The crisis in the tech industry continues and this time affects the love business. Match Group, which owns dating apps like Tinder, Meetic, OK Cupid, and Hinge, announced last February that it laid off 200 workers from its entire workforce, or 8% of its entire workforce, worldwide.
Reasons include poor economic results and poor performance of Tinder, the most used digital matchmaker. That’s why Match Group developed a strategy with two goals: attracting new users, especially among the younger generation, and controlling the rise of Bumble.
wolf ears. Match Group CEO Bernard Kim reported at a telematics meeting a few weeks ago that 2022 will be a tough year with results below expectations. Despite the company’s current financial discipline, Match Group needs to take “decisive steps” toward restructuring to ensure long-term economic growth, according to Kim.
Less income.

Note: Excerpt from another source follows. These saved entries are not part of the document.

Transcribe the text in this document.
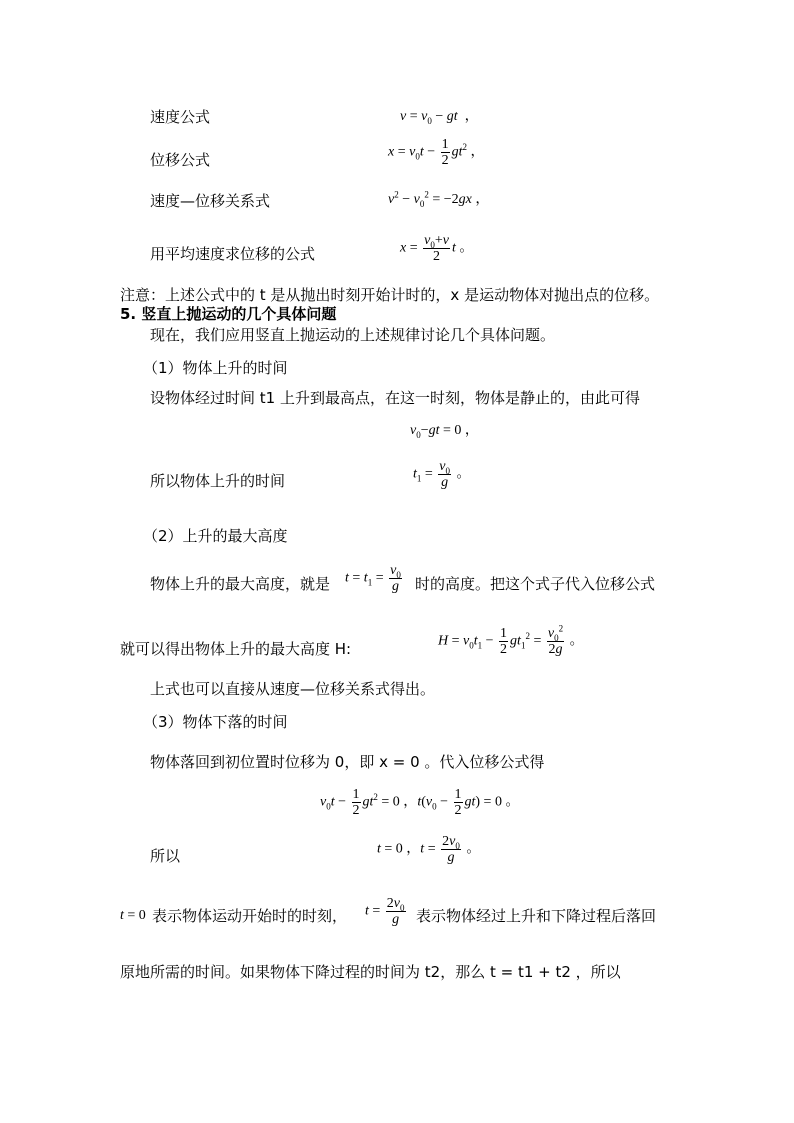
速度公式	$v = v_0$ − gt  ，
位移公式	$x = v_0t - \frac{1}{2} gt^2$ ，
速度—位移关系式	$v^2 - v_0^2 = -2gx$ ，
用平均速度求位移的公式	$x = \frac{v_0+v}{2}$ t 。
注意：上述公式中的 t 是从抛出时刻开始计时的，x 是运动物体对抛出点的位移。
5. 竖直上抛运动的几个具体问题
现在，我们应用竖直上抛运动的上述规律讨论几个具体问题。
（1）物体上升的时间
设物体经过时间 t1 上升到最高点，在这一时刻，物体是静止的，由此可得
$v_0-gt = 0$ ，
所以物体上升的时间	$t_1 = \frac{v_0}{g}$ 。
（2）上升的最大高度
物体上升的最大高度，就是 $t = t_1 = \frac{v_0}{g}$ 时的高度。把这个式子代入位移公式
就可以得出物体上升的最大高度 H:	$H = v_0t_1 - \frac{1}{2} gt_1^2 = \frac{v_0^2}{2g}$ 。
上式也可以直接从速度—位移关系式得出。
（3）物体下落的时间
物体落回到初位置时位移为 0，即 x = 0 。代入位移公式得
$v_0t - \frac{1}{2} gt^2 = 0$ ，$t(v_0 - \frac{1}{2} gt) = 0$ 。
所以	t = 0 ，$t = \frac{2v_0}{g}$ 。
t = 0 表示物体运动开始时的时刻， $t = \frac{2v_0}{g}$ 表示物体经过上升和下降过程后落回
原地所需的时间。如果物体下降过程的时间为 t2，那么 t = t1 + t2 ，所以
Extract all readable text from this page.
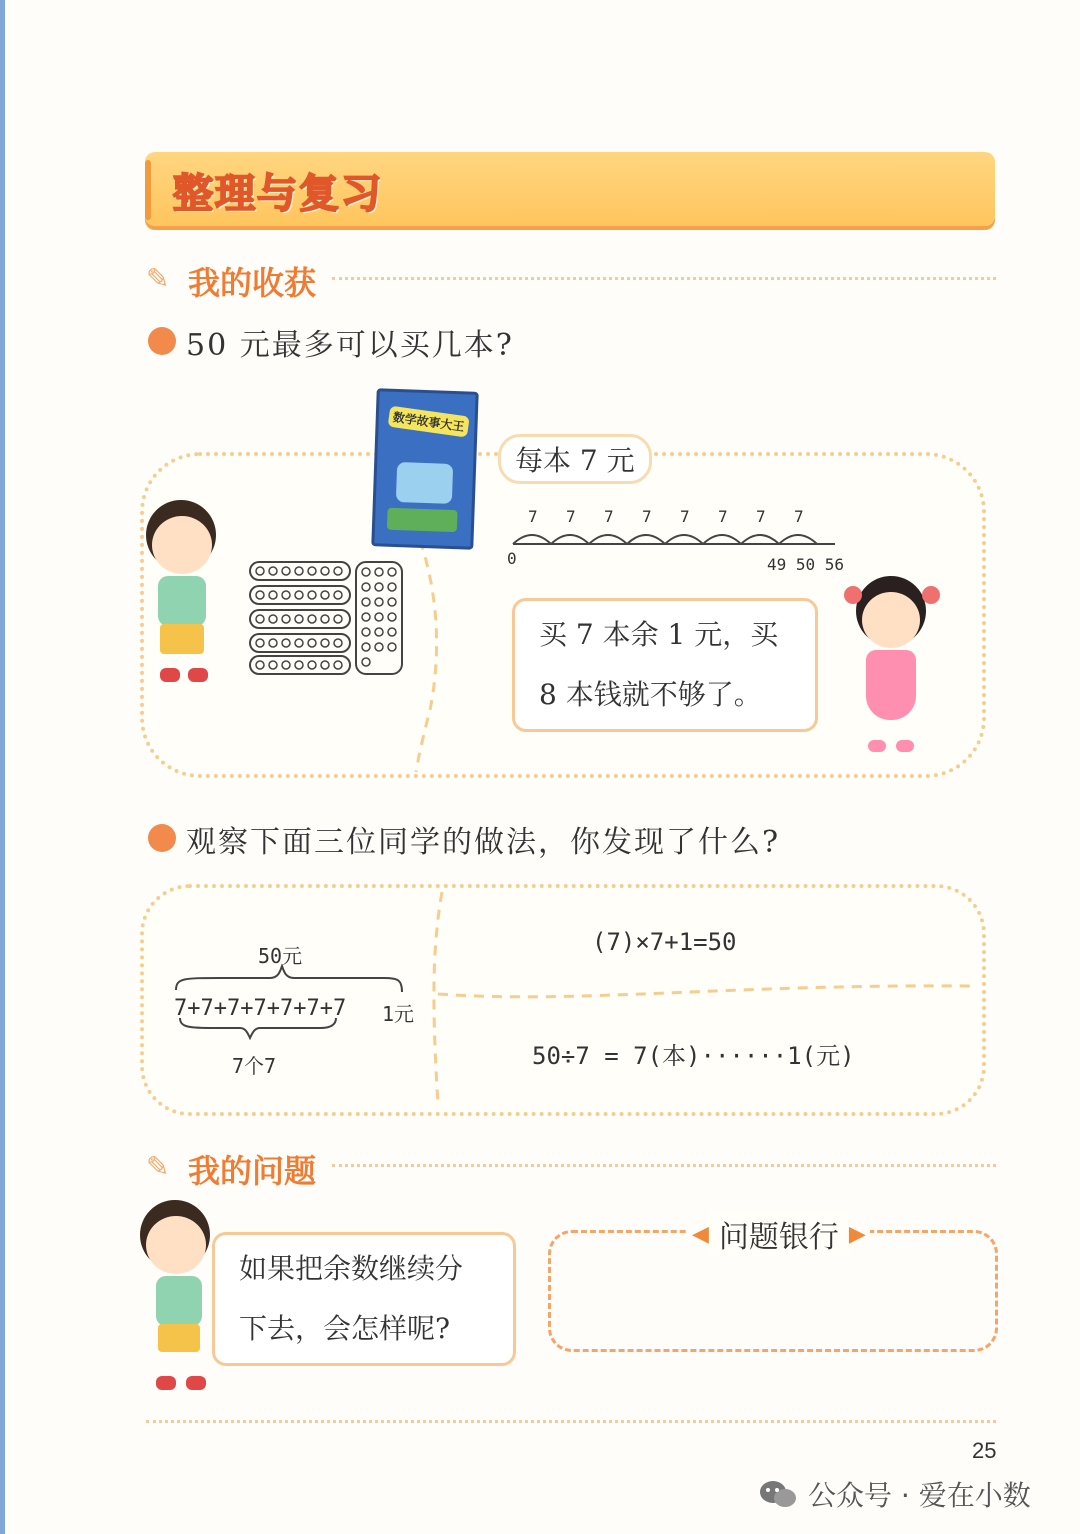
整理与复习
✎ 我的收获
50 元最多可以买几本?
数学故事大王
每本 7 元
7 7 7 7 7 7 7 7
0	49 50 56
买 7 本余 1 元，买
8 本钱就不够了。
观察下面三位同学的做法，你发现了什么?
50元
7+7+7+7+7+7+7 1元
7个7
(7)×7+1=50
50÷7 = 7(本)······1(元)
✎ 我的问题
如果把余数继续分
下去，会怎样呢?
◀ 问题银行 ▶
25
公众号 · 爱在小数
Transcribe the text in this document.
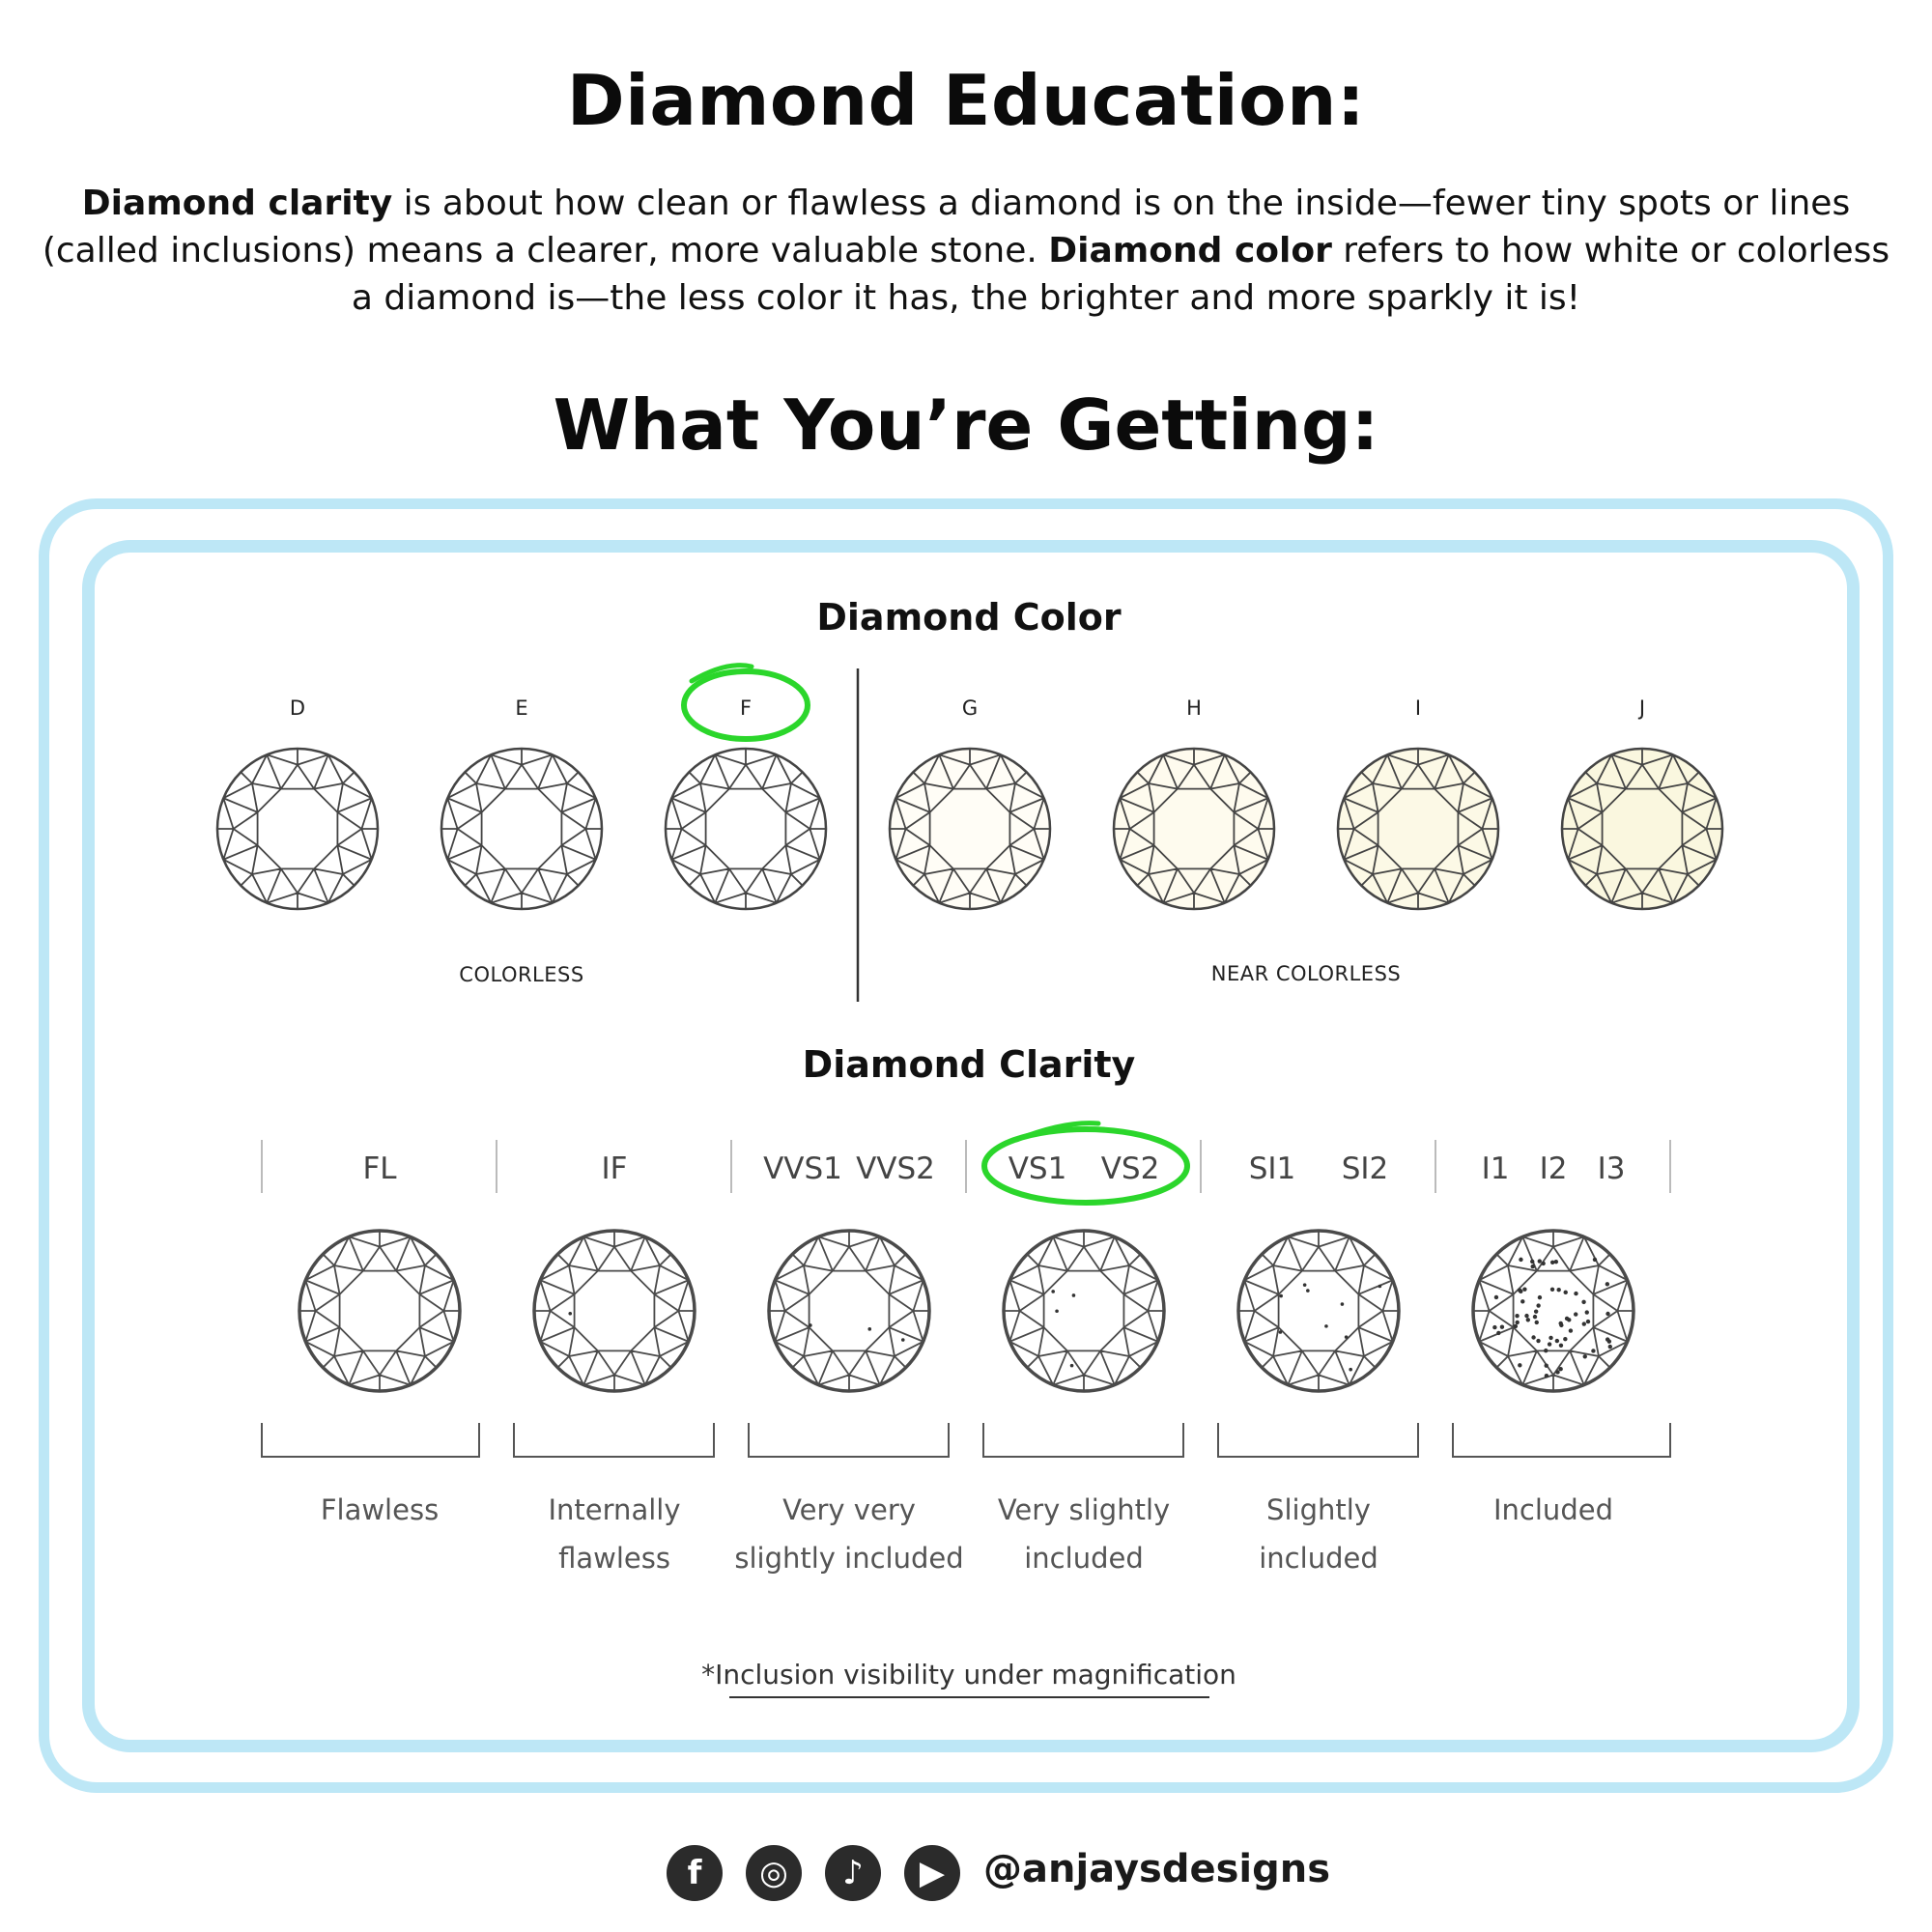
Diamond Education:
Diamond clarity is about how clean or flawless a diamond is on the inside—fewer tiny spots or lines (called inclusions) means a clearer, more valuable stone. Diamond color refers to how white or colorless a diamond is—the less color it has, the brighter and more sparkly it is!
What You’re Getting:
Diamond Color
D	E	F	G	H	I	J
COLORLESS	NEAR COLORLESS
Diamond Clarity
FL
Flawless
IF
Internally
flawless
VVS1 VVS2
Very very
slightly included
VS1 VS2
Very slightly
included
SI1 SI2
Slightly
included
I1 I2 I3
Included
*Inclusion visibility under magnification
f	◎	♪	▶ @anjaysdesigns
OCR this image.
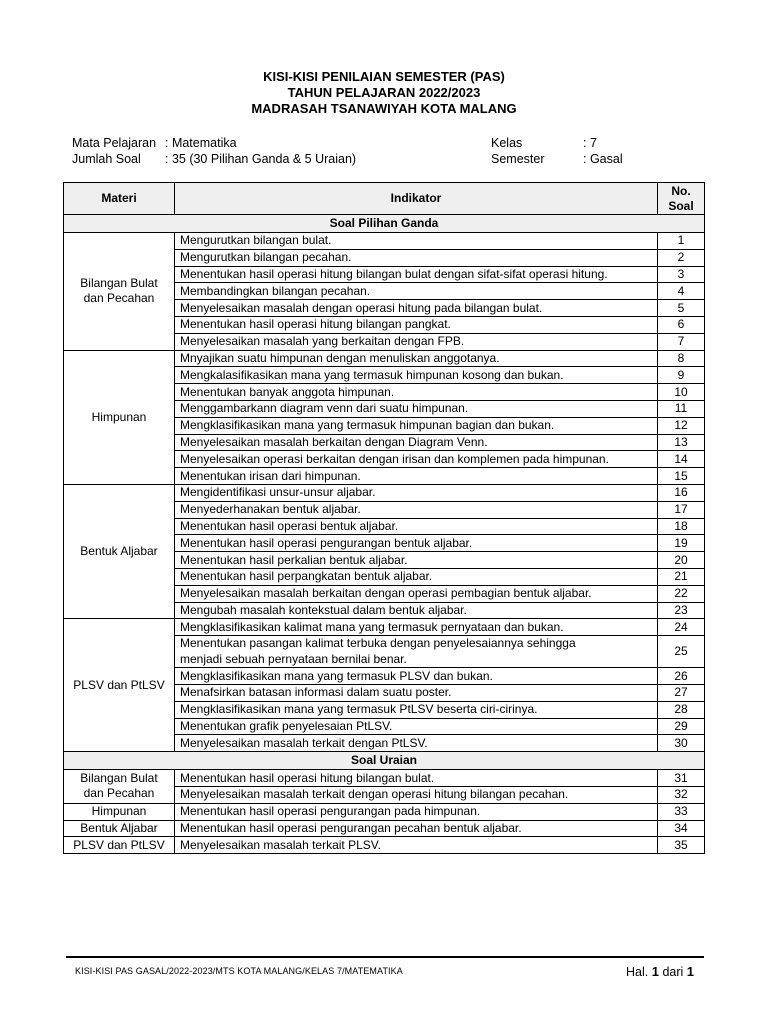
KISI-KISI PENILAIAN SEMESTER (PAS)
TAHUN PELAJARAN 2022/2023
MADRASAH TSANAWIYAH KOTA MALANG
Mata Pelajaran : Matematika
Jumlah Soal	: 35 (30 Pilihan Ganda & 5 Uraian)
Kelas	: 7
Semester	: Gasal
Materi	Indikator	No.
Soal

Soal Pilihan Ganda		

Bilangan Bulat
dan Pecahan	Mengurutkan bilangan bulat.	1

	Mengurutkan bilangan pecahan.	2

	Menentukan hasil operasi hitung bilangan bulat dengan sifat-sifat operasi hitung.	3

	Membandingkan bilangan pecahan.	4

	Menyelesaikan masalah dengan operasi hitung pada bilangan bulat.	5

	Menentukan hasil operasi hitung bilangan pangkat.	6

	Menyelesaikan masalah yang berkaitan dengan FPB.	7

Himpunan	Mnyajikan suatu himpunan dengan menuliskan anggotanya.	8

	Mengkalasifikasikan mana yang termasuk himpunan kosong dan bukan.	9

	Menentukan banyak anggota himpunan.	10

	Menggambarkann diagram venn dari suatu himpunan.	11

	Mengklasifikasikan mana yang termasuk himpunan bagian dan bukan.	12

	Menyelesaikan masalah berkaitan dengan Diagram Venn.	13

	Menyelesaikan operasi berkaitan dengan irisan dan komplemen pada himpunan.	14

	Menentukan irisan dari himpunan.	15

Bentuk Aljabar	Mengidentifikasi unsur-unsur aljabar.	16

	Menyederhanakan bentuk aljabar.	17

	Menentukan hasil operasi bentuk aljabar.	18

	Menentukan hasil operasi pengurangan bentuk aljabar.	19

	Menentukan hasil perkalian bentuk aljabar.	20

	Menentukan hasil perpangkatan bentuk aljabar.	21

	Menyelesaikan masalah berkaitan dengan operasi pembagian bentuk aljabar.	22

	Mengubah masalah kontekstual dalam bentuk aljabar.	23

PLSV dan PtLSV	Mengklasifikasikan kalimat mana yang termasuk pernyataan dan bukan.	24

	Menentukan pasangan kalimat terbuka dengan penyelesaiannya sehingga
menjadi sebuah pernyataan bernilai benar.	25

	Mengklasifikasikan mana yang termasuk PLSV dan bukan.	26

	Menafsirkan batasan informasi dalam suatu poster.	27

	Mengklasifikasikan mana yang termasuk PtLSV beserta ciri-cirinya.	28

	Menentukan grafik penyelesaian PtLSV.	29

	Menyelesaikan masalah terkait dengan PtLSV.	30
Soal Uraian		

Bilangan Bulat
dan Pecahan	Menentukan hasil operasi hitung bilangan bulat.	31

	Menyelesaikan masalah terkait dengan operasi hitung bilangan pecahan.	32

Himpunan	Menentukan hasil operasi pengurangan pada himpunan.	33

Bentuk Aljabar	Menentukan hasil operasi pengurangan pecahan bentuk aljabar.	34

PLSV dan PtLSV	Menyelesaikan masalah terkait PLSV.	35
KISI-KISI PAS GASAL/2022-2023/MTS KOTA MALANG/KELAS 7/MATEMATIKA	Hal. 1 dari 1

Likewise, in a letter addressed to the company’s shareholders, signed by Match Group CEO and CFO Bernard Kim and Gary Swilder, respectively, the company reported revenue of $3.2 billion last year, up 7% year-on-year, but “far more than originally planned by the company.” under”.
Poor Tinder performance. In this sense, Metin added that the reasons for this decrease were due to the macroeconomic effects in the foreign exchange market, the decrease in consumption and the weakening of Tinder in its efficient operation more than expected. intensified as the year progressed. That’s why the company has announced a new plan to improve the performance of the app.
More marketing. Match Group said Tinder will launch its first “global marketing campaign” this year. The firm noted that the world’s most downloaded dating app has grown rapidly thanks to word of mouth, so there was never a need to create a marketing strategy for Tinder.
for young But now the situation has changed and the most popular digital matchmaker is failing to convince the younger generation. Herein lies the challenge of persuading Generation Z, as Gary Swidler pointed out in an article published by the Financial Times last August.
Fewer people attend. Additionally, in the same Financial Times article, Swidler noted that the number of new registered users has not returned to pre-pandemic levels. “New users are challenging,” he added, noting that the company had to offer something new to entice them to use the app. This is one of the reasons for this slowdown in Match Group dating apps: those who want to use them already have them, and those who were previously uninterested no longer have them.
From the “Guadiana effect” to the economic crisis. Accordingly, Borja Adsuara, a law, strategy and digital communications specialist at Villanueva University, recently pointed to Cadena Ser two more reasons for Match Group’s downfall. On the one hand, the “Guadiana effect” in the context of the generalization of the application in question, i.e. people who use the ‘app’ in question for a while and stop using it until they return after it has achieved its purpose. search for new flirt On the other hand, the economic crisis that has reduced the possibilities of users to pay for the improved version of the applications.
A tough competitor. With Match Group calculating an estimated $6 million loss in 2023, dating app Bumble, founded by Whitney Wolfe Herd (co-founder of Tinder), looks to be on the right track. The firm’s latest economic report stated that revenues increased by 16.7% and the number of users using the paid version increased by 14.4%. Tinder’s strategy this year has one goal: to contain Bumble’s growth.
Love is not easy. In short, Match Group ran into an unexpected situation where Bumble took a piece of the cake. Freddy Mercury said he wouldn’t give up in Somebody to Love. We’ll see if Tinder can survive the defeat.